Estávamos deitados no chão do quarto, onde o tapete é macio e confortável...
Não sei bem que horas são, mas sei que ja é bem tarde, passamos tanto tempo conversando, que o mundo continuou sem nós.
Estávamos deitados alguns centímetros afastados um do outro, mas eu sentia uma força invisível que me empurrava para mais perto dele. Meu coração bate freneticamente e minhas mãos estão suando, ficar tão perto dele é extremamente viciante.
- esse era meu quarto... - disse Ian de repente. - acho que já deduziu isso!
Virei-me de lado para poder olhar para ele, mas ele pareceu ter a mesma ideia, o que deixou nossos rostos muito próximos... Eu sentia sua respiração pesada, podia ver perfeitamente seus olhos azuis brilhantes mesmo no escuro...
Nos encaramos com muita intensidade. Ele é lindo de mais, até no escuro...
- os melhores dias da minha vida se passaram aqui, nesse quarto...- disse ele quebrando o silêncio.
- é lindo... Eles te amam muito Ian, sabe disso. Não sabe?

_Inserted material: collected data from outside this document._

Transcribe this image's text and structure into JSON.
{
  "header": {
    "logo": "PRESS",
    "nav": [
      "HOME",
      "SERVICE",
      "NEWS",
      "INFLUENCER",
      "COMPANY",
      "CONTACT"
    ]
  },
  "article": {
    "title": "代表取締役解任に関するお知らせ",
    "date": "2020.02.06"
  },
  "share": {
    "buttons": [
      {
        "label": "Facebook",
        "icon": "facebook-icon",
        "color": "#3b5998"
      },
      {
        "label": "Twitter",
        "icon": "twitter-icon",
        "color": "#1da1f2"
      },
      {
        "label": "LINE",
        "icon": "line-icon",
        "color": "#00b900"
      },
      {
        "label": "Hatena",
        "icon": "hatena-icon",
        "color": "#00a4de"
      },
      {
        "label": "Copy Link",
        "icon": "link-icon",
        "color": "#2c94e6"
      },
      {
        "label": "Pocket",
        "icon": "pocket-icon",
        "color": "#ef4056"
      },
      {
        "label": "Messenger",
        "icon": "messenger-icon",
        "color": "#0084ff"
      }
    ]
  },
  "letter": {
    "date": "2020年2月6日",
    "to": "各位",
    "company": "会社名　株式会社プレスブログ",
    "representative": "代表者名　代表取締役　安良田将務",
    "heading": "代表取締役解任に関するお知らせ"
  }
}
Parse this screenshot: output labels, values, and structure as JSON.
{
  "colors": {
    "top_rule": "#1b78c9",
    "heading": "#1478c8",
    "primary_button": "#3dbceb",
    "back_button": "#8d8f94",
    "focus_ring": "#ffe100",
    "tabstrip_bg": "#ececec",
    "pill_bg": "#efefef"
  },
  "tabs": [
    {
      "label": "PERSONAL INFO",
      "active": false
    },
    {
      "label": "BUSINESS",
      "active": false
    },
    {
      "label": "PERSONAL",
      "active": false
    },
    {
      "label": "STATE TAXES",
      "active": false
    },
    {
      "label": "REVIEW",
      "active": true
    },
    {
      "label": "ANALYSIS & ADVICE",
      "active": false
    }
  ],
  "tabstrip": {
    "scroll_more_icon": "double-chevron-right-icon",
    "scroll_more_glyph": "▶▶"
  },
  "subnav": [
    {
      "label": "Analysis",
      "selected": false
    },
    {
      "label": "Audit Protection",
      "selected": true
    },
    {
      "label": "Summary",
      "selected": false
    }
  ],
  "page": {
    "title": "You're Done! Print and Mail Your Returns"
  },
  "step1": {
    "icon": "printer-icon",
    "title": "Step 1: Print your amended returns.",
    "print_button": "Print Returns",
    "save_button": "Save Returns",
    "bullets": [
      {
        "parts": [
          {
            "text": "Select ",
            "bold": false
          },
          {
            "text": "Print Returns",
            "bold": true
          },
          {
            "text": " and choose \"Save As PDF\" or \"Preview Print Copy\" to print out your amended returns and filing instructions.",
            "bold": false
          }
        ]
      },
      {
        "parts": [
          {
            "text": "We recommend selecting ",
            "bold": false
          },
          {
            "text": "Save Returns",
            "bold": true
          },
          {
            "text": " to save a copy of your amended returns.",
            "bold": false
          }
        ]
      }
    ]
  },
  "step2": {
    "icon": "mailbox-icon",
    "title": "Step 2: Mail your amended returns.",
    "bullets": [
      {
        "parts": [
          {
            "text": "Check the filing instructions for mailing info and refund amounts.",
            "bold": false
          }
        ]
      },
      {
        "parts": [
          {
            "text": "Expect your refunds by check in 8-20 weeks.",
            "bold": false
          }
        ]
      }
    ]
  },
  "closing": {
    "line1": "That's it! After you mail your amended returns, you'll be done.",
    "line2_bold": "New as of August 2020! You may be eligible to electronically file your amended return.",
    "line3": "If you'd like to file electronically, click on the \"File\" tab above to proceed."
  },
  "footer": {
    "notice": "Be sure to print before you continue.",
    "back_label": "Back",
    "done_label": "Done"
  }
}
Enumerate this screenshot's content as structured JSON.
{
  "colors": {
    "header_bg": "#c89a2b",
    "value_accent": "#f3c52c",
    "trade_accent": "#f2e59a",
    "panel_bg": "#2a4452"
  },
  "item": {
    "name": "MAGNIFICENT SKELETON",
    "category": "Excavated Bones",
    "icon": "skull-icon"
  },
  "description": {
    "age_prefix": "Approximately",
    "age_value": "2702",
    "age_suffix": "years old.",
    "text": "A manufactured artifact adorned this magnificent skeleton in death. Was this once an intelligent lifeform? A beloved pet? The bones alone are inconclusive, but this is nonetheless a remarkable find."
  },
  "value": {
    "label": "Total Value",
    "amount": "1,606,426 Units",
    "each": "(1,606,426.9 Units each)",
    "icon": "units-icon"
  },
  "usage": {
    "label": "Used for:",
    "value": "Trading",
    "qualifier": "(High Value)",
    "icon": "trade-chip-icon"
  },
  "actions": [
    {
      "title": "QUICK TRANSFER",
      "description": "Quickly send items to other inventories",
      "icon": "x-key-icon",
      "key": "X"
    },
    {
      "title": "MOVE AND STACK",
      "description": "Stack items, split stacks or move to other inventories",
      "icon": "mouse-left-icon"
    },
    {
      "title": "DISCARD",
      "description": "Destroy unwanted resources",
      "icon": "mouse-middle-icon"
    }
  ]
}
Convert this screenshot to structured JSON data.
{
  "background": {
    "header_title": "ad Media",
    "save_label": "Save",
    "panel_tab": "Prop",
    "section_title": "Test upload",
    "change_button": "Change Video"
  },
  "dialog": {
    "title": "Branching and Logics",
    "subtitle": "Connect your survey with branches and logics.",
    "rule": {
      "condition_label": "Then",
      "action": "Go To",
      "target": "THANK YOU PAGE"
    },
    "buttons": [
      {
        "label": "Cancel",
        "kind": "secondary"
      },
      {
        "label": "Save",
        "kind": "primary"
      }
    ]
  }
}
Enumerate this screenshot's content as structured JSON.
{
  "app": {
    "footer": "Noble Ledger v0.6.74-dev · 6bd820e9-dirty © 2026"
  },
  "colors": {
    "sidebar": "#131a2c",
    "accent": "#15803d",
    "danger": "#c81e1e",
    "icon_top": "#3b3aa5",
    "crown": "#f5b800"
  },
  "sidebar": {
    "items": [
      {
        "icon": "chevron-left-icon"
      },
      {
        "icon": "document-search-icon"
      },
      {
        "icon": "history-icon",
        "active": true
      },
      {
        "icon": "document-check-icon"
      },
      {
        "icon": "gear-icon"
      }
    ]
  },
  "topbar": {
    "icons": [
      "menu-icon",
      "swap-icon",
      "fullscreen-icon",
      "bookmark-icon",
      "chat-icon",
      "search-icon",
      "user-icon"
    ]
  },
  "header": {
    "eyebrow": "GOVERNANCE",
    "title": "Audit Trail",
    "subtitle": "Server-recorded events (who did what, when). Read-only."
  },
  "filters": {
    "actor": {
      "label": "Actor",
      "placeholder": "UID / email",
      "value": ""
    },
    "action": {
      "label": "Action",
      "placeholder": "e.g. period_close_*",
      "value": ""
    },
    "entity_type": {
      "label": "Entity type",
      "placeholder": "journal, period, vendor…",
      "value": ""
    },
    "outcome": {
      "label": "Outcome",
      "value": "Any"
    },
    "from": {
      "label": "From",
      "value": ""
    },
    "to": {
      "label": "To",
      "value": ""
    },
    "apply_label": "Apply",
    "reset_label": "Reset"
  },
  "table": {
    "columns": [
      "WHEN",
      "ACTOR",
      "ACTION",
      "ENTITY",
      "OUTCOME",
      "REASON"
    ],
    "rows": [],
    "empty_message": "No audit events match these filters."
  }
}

Ele suspirou e fitou o teto.
- quando eu vinha para cá, meu avô me levava para pescar no Rio... Passávamos o dia inteiro lá e voltávamos de mãos vazias... Depois minha avó me colocava na cama e lia pra eu dormir. Quando eu acordava, a primeira coisa que via pela manhã eram os sorrisos deles. Eles dormiam junto comigo por causa dos pesadelos... A presença deles me acalmava.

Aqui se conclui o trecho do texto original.